Towards the end of the third week of lock down I start to wonder: Is this stillness is a form of action? I watch spring unfurl, quietly turning over questions about the foundations, givens and patterns of everyday life. Perhaps something of the world can be revealed in a time like this when we have been forced to abandon so many old habits to find new ones.
Day after day, day after day my new ritual is to spend time on the allotment, it’s a small ordinary, beautiful place, not a mountain, or a forest, definitely not wilderness, though there are plenty of wild beings there. I immerse myself in its particular ecology and it teaches me about what it means to be human in a world that extends beyond human concerns. It’s a world where fellow citizens include oil beetles, orange-tip butterflies and carder bees, deer, badgers, mice and squirrels, celandine, dandelions and a robin who follows me picking up an easy supper as I clear the beds of couch grass, buttercups and bindweed. I see more clearly than usual how wider processes, these non-human neighbours keep me connected and sane, the anxiety, anger or powerlessness sparked by this virus coming to rest within something wider. This isn’t to ignore human suffering and death, who I am, who we are can’t be disentangled from each other. But neither can who we are be disentangled from how we relate to these many beings.
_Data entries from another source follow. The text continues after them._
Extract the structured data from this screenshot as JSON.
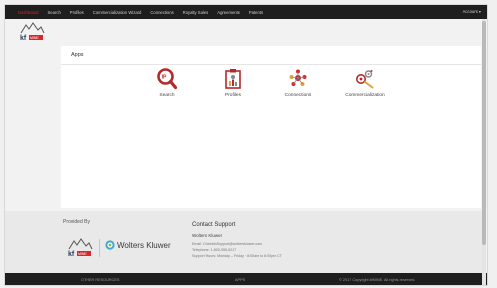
{
  "nav": {
    "items": [
      "Dashboard",
      "Search",
      "Profiles",
      "Commercialization Wizard",
      "Connections",
      "Royalty Sales",
      "Agreements",
      "Patents"
    ],
    "active_index": 0,
    "account_label": "Account ▾"
  },
  "brand": {
    "logo_text": "kfMINE",
    "accent": "#d9262a"
  },
  "apps": {
    "title": "Apps",
    "items": [
      {
        "label": "Search",
        "icon": "search-icon"
      },
      {
        "label": "Profiles",
        "icon": "profiles-icon"
      },
      {
        "label": "Connections",
        "icon": "connections-icon"
      },
      {
        "label": "Commercialization",
        "icon": "commercialization-icon"
      }
    ]
  },
  "footer": {
    "provided_by": "Provided By",
    "partner_name": "Wolters Kluwer",
    "support_title": "Contact Support",
    "support_company": "Wolters Kluwer",
    "support_email": "Email: CheetahSupport@wolterskluwer.com",
    "support_phone": "Telephone: 1-800-955-5217",
    "support_hours": "Support Hours: Monday – Friday · 8:00am to 6:00pm CT"
  },
  "bottom_bar": {
    "left": "OTHER RESOURCES",
    "center": "APPS",
    "right": "© 2017 Copyright kfMINE. All rights reserved."
  }
}
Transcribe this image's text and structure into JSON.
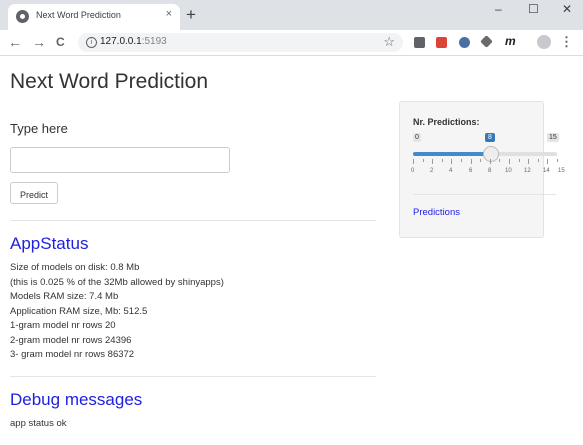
{
  "browser": {
    "tab_title": "Next Word Prediction",
    "tab_close": "×",
    "new_tab": "+",
    "win_min": "–",
    "win_max": "☐",
    "win_close": "✕",
    "back": "←",
    "forward": "→",
    "reload": "C",
    "url_host": "127.0.0.1",
    "url_port": ":5193",
    "info": "i",
    "star": "☆",
    "ext_m": "m",
    "menu": "⋮"
  },
  "page": {
    "title": "Next Word Prediction",
    "input_label": "Type here",
    "input_value": "",
    "predict_label": "Predict",
    "appstatus_title": "AppStatus",
    "status_lines": [
      "Size of models on disk: 0.8 Mb",
      "(this is 0.025 % of the 32Mb allowed by shinyapps)",
      "Models RAM size: 7.4 Mb",
      "Application RAM size, Mb: 512.5",
      "1-gram model nr rows 20",
      "2-gram model nr rows 24396",
      "3- gram model nr rows 86372"
    ],
    "debug_title": "Debug messages",
    "debug_text": "app status ok"
  },
  "sidebar": {
    "slider_label": "Nr. Predictions:",
    "slider_min": "0",
    "slider_max": "15",
    "slider_value": "8",
    "slider_fraction": 0.5333,
    "tick_labels": [
      "0",
      "2",
      "4",
      "6",
      "8",
      "10",
      "12",
      "14",
      "15"
    ],
    "link_label": "Predictions"
  },
  "colors": {
    "accent": "#337ab7",
    "heading": "#2020e0"
  }
}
Four weeks into lockdown and I begin to find a balance, a place that is open to the awfulness of what’s unfolding and can be sustained by everyday simple joys of life, a sunny day, hands in earth, sowing seeds.
I think again of the rook, cronking in the woods that back onto the allotments, I’m trying to imagine the unimaginable multitude of processes beyond human worlds that sustain me, sustain us all, making us the beings we are. We humans are a social species, being forced to keep physical and social distance from each other. It feels wrong. Along with many others I feel that loss of human connection deeply, but at the same time I wonder how our habitual crowding together might crowd out all the other voices. If we let voices from our wider kin seep into our everyday lives how might they help us understand our fragility, limits, strengths and place in the world differently? I wonder, if we paused to listen, how they’d shape who we may become?